10 Jan 2007
I’ve had a Nokia N80 for months now, and was about to write about it. Although it has a great feature list and few hardware weaknesses, it’s spoiled by a silly menu system that puts things in illogical and inconsistent places. Rather than simply bitch about that, I was going to outline a possible way for smartphone interfaces to get back to simplicity with fewer buttons, clearer visuals and stronger information architecture.
But what’s the point? Apple’s now gone and unveiled a product that does just that. The iPhone has one button on the front, bold on-screen menus and seemingly great navigation.
From the keynote speech it’s abundantly clear that this is Steve’s baby. He loves it. You just know he must’ve endlessly ranted about crappy phones with their crappy interfaces and crappy voicemail (the iPhone lists messages like emails, requiring the carrier to implement new, long-overdue integration), watching everyone else repeatedly screw it up until he couldn’t bear to carry their devices around any more.
The cute ‘slide to unlock’ is almost enough in itself to get me to buy one, but the inadequacies and potential pitfalls are obvious. Battery life is likely to be poor, there’ll be bugs, it doesn’t have 3G or GPS, and Multi-Touch might not be reliable/usable. It’s expensive, too big for most pockets, and won’t be readily available worldwide for a long time, so Apple won’t gain significant market share this year.

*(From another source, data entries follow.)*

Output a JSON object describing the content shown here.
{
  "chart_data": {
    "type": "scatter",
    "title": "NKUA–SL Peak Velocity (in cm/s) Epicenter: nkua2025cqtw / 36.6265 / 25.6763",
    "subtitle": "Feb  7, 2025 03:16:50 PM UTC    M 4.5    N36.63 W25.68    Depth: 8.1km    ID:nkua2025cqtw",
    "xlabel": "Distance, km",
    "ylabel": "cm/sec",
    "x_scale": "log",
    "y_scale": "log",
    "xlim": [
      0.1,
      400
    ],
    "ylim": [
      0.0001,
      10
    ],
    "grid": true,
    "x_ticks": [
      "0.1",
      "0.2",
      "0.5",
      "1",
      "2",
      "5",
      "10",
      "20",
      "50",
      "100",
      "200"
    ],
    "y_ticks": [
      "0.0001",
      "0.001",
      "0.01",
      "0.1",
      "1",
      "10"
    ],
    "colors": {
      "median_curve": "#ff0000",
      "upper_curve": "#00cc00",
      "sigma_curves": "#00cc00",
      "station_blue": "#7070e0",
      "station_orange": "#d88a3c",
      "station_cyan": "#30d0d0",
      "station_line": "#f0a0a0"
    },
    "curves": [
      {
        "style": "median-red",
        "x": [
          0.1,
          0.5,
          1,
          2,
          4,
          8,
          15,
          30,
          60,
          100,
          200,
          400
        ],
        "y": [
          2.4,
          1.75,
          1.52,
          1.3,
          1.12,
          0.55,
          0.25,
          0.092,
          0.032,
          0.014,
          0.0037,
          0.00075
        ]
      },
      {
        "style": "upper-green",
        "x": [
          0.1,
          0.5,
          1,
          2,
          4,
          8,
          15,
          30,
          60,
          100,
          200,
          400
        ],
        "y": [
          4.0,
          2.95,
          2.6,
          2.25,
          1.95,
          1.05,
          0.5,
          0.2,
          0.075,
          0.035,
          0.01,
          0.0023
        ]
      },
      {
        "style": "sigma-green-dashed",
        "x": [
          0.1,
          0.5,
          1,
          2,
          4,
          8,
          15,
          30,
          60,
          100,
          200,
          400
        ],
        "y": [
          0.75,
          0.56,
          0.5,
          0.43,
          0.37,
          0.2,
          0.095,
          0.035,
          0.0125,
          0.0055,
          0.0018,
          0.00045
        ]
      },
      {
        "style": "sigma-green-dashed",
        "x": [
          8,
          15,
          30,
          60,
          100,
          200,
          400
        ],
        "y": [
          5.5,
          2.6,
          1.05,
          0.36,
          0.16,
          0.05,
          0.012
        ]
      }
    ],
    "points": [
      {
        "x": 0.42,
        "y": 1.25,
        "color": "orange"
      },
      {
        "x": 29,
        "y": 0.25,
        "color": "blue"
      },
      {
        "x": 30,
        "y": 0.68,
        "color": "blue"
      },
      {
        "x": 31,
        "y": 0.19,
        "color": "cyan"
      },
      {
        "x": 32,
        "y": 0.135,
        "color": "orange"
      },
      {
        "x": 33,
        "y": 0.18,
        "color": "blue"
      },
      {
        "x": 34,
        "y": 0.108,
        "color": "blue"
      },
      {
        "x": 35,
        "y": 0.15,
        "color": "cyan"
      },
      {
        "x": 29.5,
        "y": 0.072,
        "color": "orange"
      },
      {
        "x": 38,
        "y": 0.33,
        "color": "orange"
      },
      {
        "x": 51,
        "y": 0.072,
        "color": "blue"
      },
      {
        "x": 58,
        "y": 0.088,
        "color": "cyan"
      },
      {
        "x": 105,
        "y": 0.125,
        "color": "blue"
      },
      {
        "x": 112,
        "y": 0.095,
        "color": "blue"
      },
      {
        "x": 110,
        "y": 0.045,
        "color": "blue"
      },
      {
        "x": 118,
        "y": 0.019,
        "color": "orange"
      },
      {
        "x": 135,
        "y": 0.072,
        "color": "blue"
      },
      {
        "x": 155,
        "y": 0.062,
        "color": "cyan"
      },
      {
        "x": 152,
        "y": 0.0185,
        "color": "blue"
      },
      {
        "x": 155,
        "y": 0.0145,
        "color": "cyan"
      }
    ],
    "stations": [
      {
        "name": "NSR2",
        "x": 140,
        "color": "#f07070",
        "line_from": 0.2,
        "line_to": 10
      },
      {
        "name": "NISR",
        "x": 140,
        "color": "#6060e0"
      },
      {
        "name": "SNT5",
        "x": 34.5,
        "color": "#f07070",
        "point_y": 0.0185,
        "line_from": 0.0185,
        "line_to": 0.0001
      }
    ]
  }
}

But anyone focusing on these negatives is missing the point: it’s a version 1 product that’s breaking new ground. It’s for early adopters with cash and patience to spare. If the iPhone interface is really as compelling as it appears then the technology will spread to cheaper, smaller, mass-appeal products. Look back at discussions about the first iPod and you’ll find (perfectly understandable) grumbles about price and compatibility, but the interface and styling were the deciding factors.